Published: Wed 22 Feb 2023, 2:36 PM

Global shares declined on Wednesday after stocks tumbled on Wall Street as worries persist about higher interest rates and their tightening squeeze on the global economy.

France’s CAC 40 slipped nearly 0.8 per cent in early trading to 7,252.50. Germany’s DAX fell 0.7 per cent to 15,290.37. Britain’s FTSE 100 dropped 0.9 per cent to 7,902.44. The futures for the Dow Jones Industrial Average and S&P 500 edged 0.1 per cent higher.

In Asian trading, Tokyo’s benchmark Nikkei 225 dipped 1.3 per cent to finish at 27,104.32. Australia’s S&P/ASX 200 slipped 0.3 per cent to 7,314.50. South Korea’s Kospi dropped 1.7 per cent to 2,417.68. Hong Kong’s Hang Seng slipped 0.5 per cent to 20,423.84, while the Shanghai Composite shed 0.5 per cent to 3,291.15.

New Zealand’s central bank raised its benchmark interest rate by a half-point to 4.75 per cent to try to wrestle down inflation. The increase, which can raise the borrowing costs for consumers on everything from credit cards to mortgages, comes despite widespread economic pain from a devastating cyclone.

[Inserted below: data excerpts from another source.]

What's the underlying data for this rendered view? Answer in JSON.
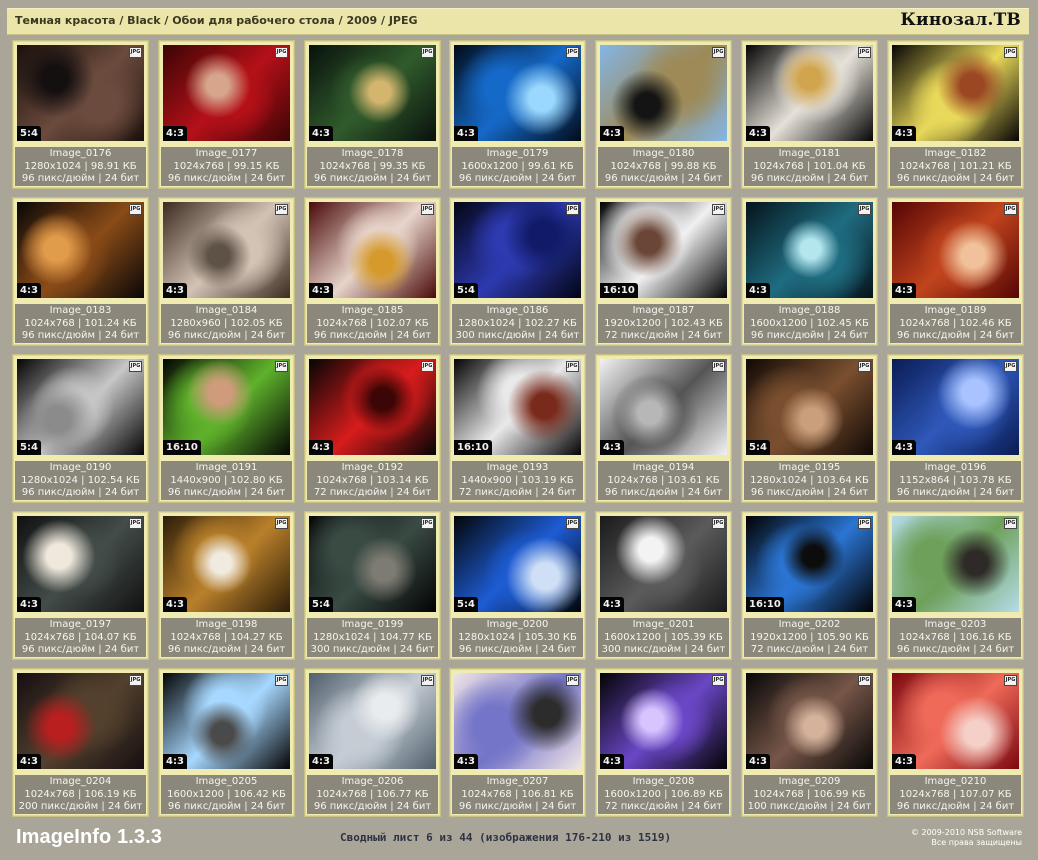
{
  "header": {
    "breadcrumb": "Темная красота / Black / Обои для рабочего стола / 2009 / JPEG",
    "brand": "Кинозал.ТВ"
  },
  "colors": {
    "background": "#a9a699",
    "card": "#f0ebb0",
    "info_panel": "#8b877a",
    "topbar": "#ebe5aa"
  },
  "thumbnails": [
    {
      "name": "Image_0176",
      "details": "1280x1024 | 98.91 КБ",
      "dpi": "96 пикс/дюйм | 24 бит",
      "ratio": "5:4",
      "colors": [
        "#1b0f0b",
        "#6b4b3d",
        "#151010"
      ],
      "icon": "jpg-file-icon"
    },
    {
      "name": "Image_0177",
      "details": "1024x768 | 99.15 КБ",
      "dpi": "96 пикс/дюйм | 24 бит",
      "ratio": "4:3",
      "colors": [
        "#3b0505",
        "#b51018",
        "#d6a58c"
      ],
      "icon": "jpg-file-icon"
    },
    {
      "name": "Image_0178",
      "details": "1024x768 | 99.35 КБ",
      "dpi": "96 пикс/дюйм | 24 бит",
      "ratio": "4:3",
      "colors": [
        "#08110c",
        "#315b2c",
        "#d3b56e"
      ],
      "icon": "jpg-file-icon"
    },
    {
      "name": "Image_0179",
      "details": "1600x1200 | 99.61 КБ",
      "dpi": "96 пикс/дюйм | 24 бит",
      "ratio": "4:3",
      "colors": [
        "#020b18",
        "#1569c8",
        "#9bd8ff"
      ],
      "icon": "jpg-file-icon"
    },
    {
      "name": "Image_0180",
      "details": "1024x768 | 99.88 КБ",
      "dpi": "96 пикс/дюйм | 24 бит",
      "ratio": "4:3",
      "colors": [
        "#84b6e7",
        "#9d8a57",
        "#141414"
      ],
      "icon": "jpg-file-icon"
    },
    {
      "name": "Image_0181",
      "details": "1024x768 | 101.04 КБ",
      "dpi": "96 пикс/дюйм | 24 бит",
      "ratio": "4:3",
      "colors": [
        "#050505",
        "#e6e1d8",
        "#d1a54d"
      ],
      "icon": "jpg-file-icon"
    },
    {
      "name": "Image_0182",
      "details": "1024x768 | 101.21 КБ",
      "dpi": "96 пикс/дюйм | 24 бит",
      "ratio": "4:3",
      "colors": [
        "#070505",
        "#e9d95a",
        "#9b4723"
      ],
      "icon": "jpg-file-icon"
    },
    {
      "name": "Image_0183",
      "details": "1024x768 | 101.24 КБ",
      "dpi": "96 пикс/дюйм | 24 бит",
      "ratio": "4:3",
      "colors": [
        "#080707",
        "#8a4b17",
        "#e09b4b"
      ],
      "icon": "jpg-file-icon"
    },
    {
      "name": "Image_0184",
      "details": "1280x960 | 102.05 КБ",
      "dpi": "96 пикс/дюйм | 24 бит",
      "ratio": "4:3",
      "colors": [
        "#3c2b20",
        "#d3c3b5",
        "#5e5146"
      ],
      "icon": "jpg-file-icon"
    },
    {
      "name": "Image_0185",
      "details": "1024x768 | 102.07 КБ",
      "dpi": "96 пикс/дюйм | 24 бит",
      "ratio": "4:3",
      "colors": [
        "#4a0a0a",
        "#e7d4ca",
        "#d59a2b"
      ],
      "icon": "jpg-file-icon"
    },
    {
      "name": "Image_0186",
      "details": "1280x1024 | 102.27 КБ",
      "dpi": "300 пикс/дюйм | 24 бит",
      "ratio": "5:4",
      "colors": [
        "#030514",
        "#2d3ab0",
        "#101a66"
      ],
      "icon": "jpg-file-icon"
    },
    {
      "name": "Image_0187",
      "details": "1920x1200 | 102.43 КБ",
      "dpi": "72 пикс/дюйм | 24 бит",
      "ratio": "16:10",
      "colors": [
        "#020202",
        "#f1f1f1",
        "#6a4636"
      ],
      "icon": "jpg-file-icon"
    },
    {
      "name": "Image_0188",
      "details": "1600x1200 | 102.45 КБ",
      "dpi": "96 пикс/дюйм | 24 бит",
      "ratio": "4:3",
      "colors": [
        "#05131b",
        "#1f6c80",
        "#b4e6ee"
      ],
      "icon": "jpg-file-icon"
    },
    {
      "name": "Image_0189",
      "details": "1024x768 | 102.46 КБ",
      "dpi": "96 пикс/дюйм | 24 бит",
      "ratio": "4:3",
      "colors": [
        "#560505",
        "#c1441d",
        "#f0c19a"
      ],
      "icon": "jpg-file-icon"
    },
    {
      "name": "Image_0190",
      "details": "1280x1024 | 102.54 КБ",
      "dpi": "96 пикс/дюйм | 24 бит",
      "ratio": "5:4",
      "colors": [
        "#050505",
        "#c7c7c7",
        "#8b8b8b"
      ],
      "icon": "jpg-file-icon"
    },
    {
      "name": "Image_0191",
      "details": "1440x900 | 102.80 КБ",
      "dpi": "96 пикс/дюйм | 24 бит",
      "ratio": "16:10",
      "colors": [
        "#050604",
        "#5fb22b",
        "#d09b7c"
      ],
      "icon": "jpg-file-icon"
    },
    {
      "name": "Image_0192",
      "details": "1024x768 | 103.14 КБ",
      "dpi": "72 пикс/дюйм | 24 бит",
      "ratio": "4:3",
      "colors": [
        "#050505",
        "#d71c1c",
        "#3c0606"
      ],
      "icon": "jpg-file-icon"
    },
    {
      "name": "Image_0193",
      "details": "1440x900 | 103.19 КБ",
      "dpi": "72 пикс/дюйм | 24 бит",
      "ratio": "16:10",
      "colors": [
        "#050505",
        "#e9e9e9",
        "#7a2a1b"
      ],
      "icon": "jpg-file-icon"
    },
    {
      "name": "Image_0194",
      "details": "1024x768 | 103.61 КБ",
      "dpi": "96 пикс/дюйм | 24 бит",
      "ratio": "4:3",
      "colors": [
        "#f2f2f2",
        "#555",
        "#b7b7b7"
      ],
      "icon": "jpg-file-icon"
    },
    {
      "name": "Image_0195",
      "details": "1280x1024 | 103.64 КБ",
      "dpi": "96 пикс/дюйм | 24 бит",
      "ratio": "5:4",
      "colors": [
        "#100905",
        "#7a4f2f",
        "#caa07c"
      ],
      "icon": "jpg-file-icon"
    },
    {
      "name": "Image_0196",
      "details": "1152x864 | 103.78 КБ",
      "dpi": "96 пикс/дюйм | 24 бит",
      "ratio": "4:3",
      "colors": [
        "#0a1c54",
        "#2f58b9",
        "#a8c3ff"
      ],
      "icon": "jpg-file-icon"
    },
    {
      "name": "Image_0197",
      "details": "1024x768 | 104.07 КБ",
      "dpi": "96 пикс/дюйм | 24 бит",
      "ratio": "4:3",
      "colors": [
        "#101111",
        "#434c49",
        "#efe8dc"
      ],
      "icon": "jpg-file-icon"
    },
    {
      "name": "Image_0198",
      "details": "1024x768 | 104.27 КБ",
      "dpi": "96 пикс/дюйм | 24 бит",
      "ratio": "4:3",
      "colors": [
        "#2d1d08",
        "#b9802b",
        "#f0eadf"
      ],
      "icon": "jpg-file-icon"
    },
    {
      "name": "Image_0199",
      "details": "1280x1024 | 104.77 КБ",
      "dpi": "300 пикс/дюйм | 24 бит",
      "ratio": "5:4",
      "colors": [
        "#030303",
        "#3a4b44",
        "#7d7b72"
      ],
      "icon": "jpg-file-icon"
    },
    {
      "name": "Image_0200",
      "details": "1280x1024 | 105.30 КБ",
      "dpi": "96 пикс/дюйм | 24 бит",
      "ratio": "5:4",
      "colors": [
        "#030507",
        "#1d5cd4",
        "#cfdff6"
      ],
      "icon": "jpg-file-icon"
    },
    {
      "name": "Image_0201",
      "details": "1600x1200 | 105.39 КБ",
      "dpi": "300 пикс/дюйм | 24 бит",
      "ratio": "4:3",
      "colors": [
        "#1a1a1a",
        "#5b5b5b",
        "#f3f3f3"
      ],
      "icon": "jpg-file-icon"
    },
    {
      "name": "Image_0202",
      "details": "1920x1200 | 105.90 КБ",
      "dpi": "72 пикс/дюйм | 24 бит",
      "ratio": "16:10",
      "colors": [
        "#020202",
        "#2b75d3",
        "#0c0c0c"
      ],
      "icon": "jpg-file-icon"
    },
    {
      "name": "Image_0203",
      "details": "1024x768 | 106.16 КБ",
      "dpi": "96 пикс/дюйм | 24 бит",
      "ratio": "4:3",
      "colors": [
        "#b4dce8",
        "#6ea05b",
        "#2e2a27"
      ],
      "icon": "jpg-file-icon"
    },
    {
      "name": "Image_0204",
      "details": "1024x768 | 106.19 КБ",
      "dpi": "200 пикс/дюйм | 24 бит",
      "ratio": "4:3",
      "colors": [
        "#150f11",
        "#53402d",
        "#b91f1f"
      ],
      "icon": "jpg-file-icon"
    },
    {
      "name": "Image_0205",
      "details": "1600x1200 | 106.42 КБ",
      "dpi": "96 пикс/дюйм | 24 бит",
      "ratio": "4:3",
      "colors": [
        "#050505",
        "#a7d8ff",
        "#4a4a4a"
      ],
      "icon": "jpg-file-icon"
    },
    {
      "name": "Image_0206",
      "details": "1024x768 | 106.77 КБ",
      "dpi": "96 пикс/дюйм | 24 бит",
      "ratio": "4:3",
      "colors": [
        "#51606c",
        "#c5ccd4",
        "#e9ecef"
      ],
      "icon": "jpg-file-icon"
    },
    {
      "name": "Image_0207",
      "details": "1024x768 | 106.81 КБ",
      "dpi": "96 пикс/дюйм | 24 бит",
      "ratio": "4:3",
      "colors": [
        "#f0e5e6",
        "#7474c8",
        "#2c2c2c"
      ],
      "icon": "jpg-file-icon"
    },
    {
      "name": "Image_0208",
      "details": "1600x1200 | 106.89 КБ",
      "dpi": "72 пикс/дюйм | 24 бит",
      "ratio": "4:3",
      "colors": [
        "#030303",
        "#6a47c6",
        "#d7c5ff"
      ],
      "icon": "jpg-file-icon"
    },
    {
      "name": "Image_0209",
      "details": "1024x768 | 106.99 КБ",
      "dpi": "100 пикс/дюйм | 24 бит",
      "ratio": "4:3",
      "colors": [
        "#070707",
        "#765648",
        "#d4b29c"
      ],
      "icon": "jpg-file-icon"
    },
    {
      "name": "Image_0210",
      "details": "1024x768 | 107.07 КБ",
      "dpi": "96 пикс/дюйм | 24 бит",
      "ratio": "4:3",
      "colors": [
        "#7b0810",
        "#ef6a59",
        "#f5d0c8"
      ],
      "icon": "jpg-file-icon"
    }
  ],
  "footer": {
    "app_name": "ImageInfo 1.3.3",
    "summary": "Сводный лист 6 из 44 (изображения 176-210 из 1519)",
    "copyright_1": "© 2009-2010 NSB Software",
    "copyright_2": "Все права защищены"
  }
}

Higher rates hurt investment prices and raise the risk of a recession by slowing business investment and consumer spending.

US employment and consumer spending have weathered higher interest rates well, but a report on Tuesday showed sales of previously occupied homes slowed to their slowest pace in more than a decade. The mixed signals leave investors wondering if the Fed will ease back on rate hikes or resume a more aggressive stance.

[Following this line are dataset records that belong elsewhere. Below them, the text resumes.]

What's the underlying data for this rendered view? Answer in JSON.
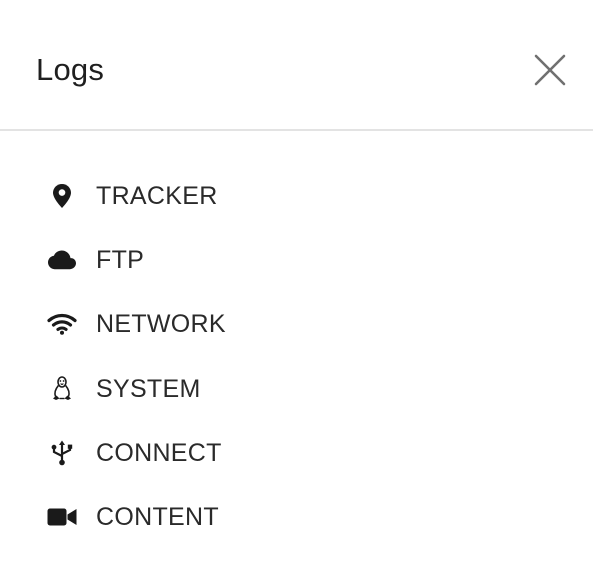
{
  "header": {
    "title": "Logs",
    "close_icon": "close-icon"
  },
  "menu": {
    "items": [
      {
        "label": "TRACKER",
        "icon": "map-marker-icon"
      },
      {
        "label": "FTP",
        "icon": "cloud-icon"
      },
      {
        "label": "NETWORK",
        "icon": "wifi-icon"
      },
      {
        "label": "SYSTEM",
        "icon": "linux-icon"
      },
      {
        "label": "CONNECT",
        "icon": "usb-icon"
      },
      {
        "label": "CONTENT",
        "icon": "video-camera-icon"
      }
    ]
  },
  "colors": {
    "text": "#2a2a2a",
    "icon": "#1a1a1a",
    "divider": "#e3e3e3",
    "close": "#707070"
  }
}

“Amid the evolving new narrative of stronger US growth, payrolls, retail sales, and the additional Fed response required to tame the rude health of the US economy, investors are beginning to think the hawkish Fed may not have entirely run its course yet,” Stephen Innes of SPI Asset Management said in a commentary.

The S&P 500 fell 2 per cent on Tuesday in its sharpest drop since the market was selling off in December. The Dow industrials lost 2.1 per cent, while the Nasdaq composite sank 2.5 per cent.

Bond yields have shot higher this month as Wall Street ups its forecasts for how high the Federal Reserve will take short-term interest rates in its efforts to stamp out inflation. The Fed has already pulled its key overnight rate up to a range of 4.50 per cent to 4.75 per cent, up from basically zero at the start of last year.

The worry is that the Fed could ratchet up its forecasts for rates further next month when it releases its latest projections for the economy. Besides showing more strength in the job market and retail sales than expected, recent reports have also suggested inflation is not cooling as quickly and as smoothly as hoped. Investors are also pushing back their forecasts for when the first cut to rates could happen.

In other trading on Wednesday, benchmark US crude lost $1.00 to $75.36 a barrel in electronic trading on the New York Mercantile Exchange. Brent crude, the international pricing standard, fell 82 cents to $81.95 a barrel.

The US dollar fell to 134.95 Japanese yen from 134.98 yen. The euro slipped to $1.0648 from $1.0653.